It seems like the issue is with asyncpg. When I directly passed the query to asyncpg, bypassing Piccolo entirely, I got the same error:

# Fails
await DB._run_in_new_connection(
    """
    WITH temp as (
        SELECT name, jsonb_data, salary
        FROM (
            VALUES
                ($1, $2, $3)
        ) t (name, jsonb_data, salary)
    )

    UPDATE employees e
    SET
        jsonb_data = t.jsonb_data::jsonb,
        salary = t.salary
    FROM temp t
    WHERE
        e.name = t.name
    """,
    [
        "Bob",
        '{"hello": "world"}',
        100_000
    ]
)

How about directly doing an update, rather than using WITH?

await DB._run_in_new_connection(
    """
    UPDATE employees e
    SET
        jsonb_data = $2,
        salary = $3
    WHERE
        e.name = $1
    """,
    [
        "Bob",
        '{"hello": "world"}',
        100_000
    ]
)

I'll create an issue in asyncpg.

dantownsend avatar Feb 02 '22 13:02 dantownsend

@theelderbeever I think I know the issue now.

If you do this, then it works OK:

    await Employees.raw(
        """
        WITH temp as (
            SELECT name, jsonb_data, salary
            FROM (
                VALUES
                    ({}, {}, {}::integer)    --         <------- here
            ) t (name, jsonb_data, salary)
        )

        UPDATE employees e
        SET
            jsonb_data = t.jsonb_data::jsonb,
            salary = t.salary
        FROM temp t
        WHERE
            e.name = t.name
        """,
        "Bob",
        '{"hello": "world"}',
        100_000,
    )

Postgres must assume that each value coming back from the WITH statement will be a string, which is why it complains when we're passing an integer.

dantownsend avatar Feb 02 '22 14:02 dantownsend

How about directly doing an update, rather than using WITH?

Part of the reason I haven't been doing a direct approach is because the real application is a bulk update so the WHERE e.name = t.name is needed along with the CTE (or subquery).

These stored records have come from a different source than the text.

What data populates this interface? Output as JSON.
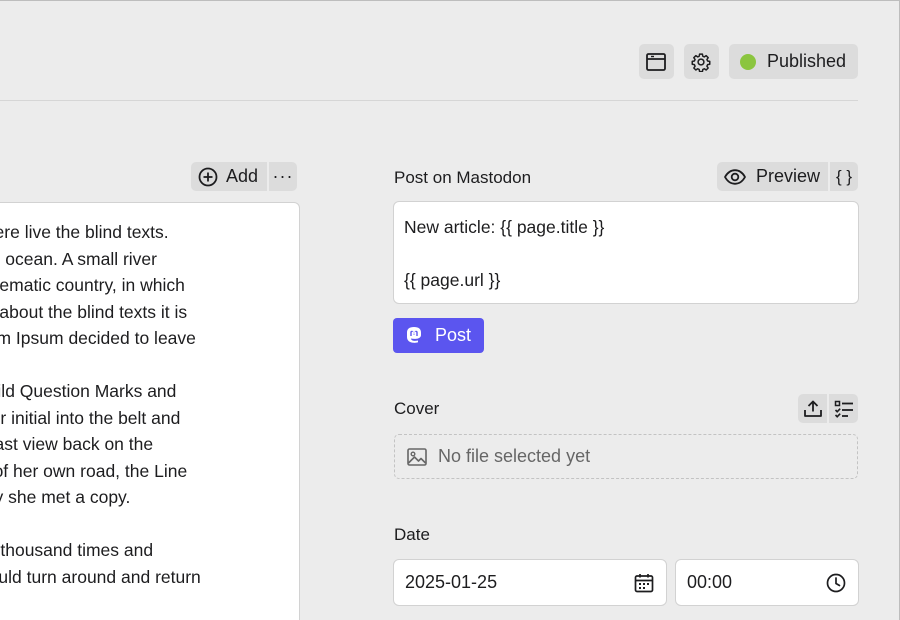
{
  "toolbar": {
    "window_icon": "window-icon",
    "settings_icon": "gear-icon",
    "status_label": "Published",
    "status_color": "#8bc53f"
  },
  "editor": {
    "add_label": "Add",
    "more_label": "···",
    "paragraphs": [
      [
        "ntia, there live the blind texts.",
        "nguage ocean. A small river",
        "paradisematic country, in which",
        "control about the blind texts it is",
        "of Lorem Ipsum decided to leave"
      ],
      [
        "mas, wild Question Marks and",
        ", put her initial into the belt and",
        "had a last view back on the",
        "ubline of her own road, the Line",
        "her way she met a copy."
      ],
      [
        "ritten a thousand times and",
        "ext should turn around and return"
      ]
    ]
  },
  "mastodon": {
    "label": "Post on Mastodon",
    "preview_label": "Preview",
    "braces_label": "{ }",
    "lines": [
      "New article: {{ page.title }}",
      "",
      "{{ page.url }}"
    ],
    "post_label": "Post",
    "accent": "#5b55ef"
  },
  "cover": {
    "label": "Cover",
    "empty_text": "No file selected yet"
  },
  "date": {
    "label": "Date",
    "date_value": "2025-01-25",
    "time_value": "00:00"
  }
}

Just discovered though that the VALUES list causes the bad typing not the CTE. And applying the casting in the SELECT seems to be the smoothest.

    await Employees.raw(
        """
        WITH temp as (
            SELECT name, jsonb_data::jsonb, salary::integer    --         <------- here
            FROM (
                VALUES
                    ({}, {}, {}),
                    ({}, {}, {})
            ) t (name, jsonb_data, salary)
        )

        UPDATE employees e
        SET
            jsonb_data = t.jsonb_data,
            salary = t.salary
        FROM temp t
        WHERE
            e.name = t.name
        """,
        "Bob", '{"hello": "world"}', 100_000,
        "Mary", '{"hello": "mars"}', 1_000_000
    )

Thanks for all the work on this btw! Been a little deep in the weeds on this one.

theelderbeever avatar Feb 02 '22 15:02 theelderbeever

@theelderbeever No worries - it was a good learning experience.

dantownsend avatar Feb 02 '22 16:02 dantownsend

FWIW would it be valuable to have the querystring automatically attempt to json.dump lists and dictionaries when doing something like the above? Right now it just directly inserts the value and that tends to fail the sql. Which means that manually dumping the values has to be done.

Edit: it appears asyncpg wants absolutely everything to be a string... UUID, list/dict, and even numerics.

theelderbeever avatar Feb 02 '22 22:02 theelderbeever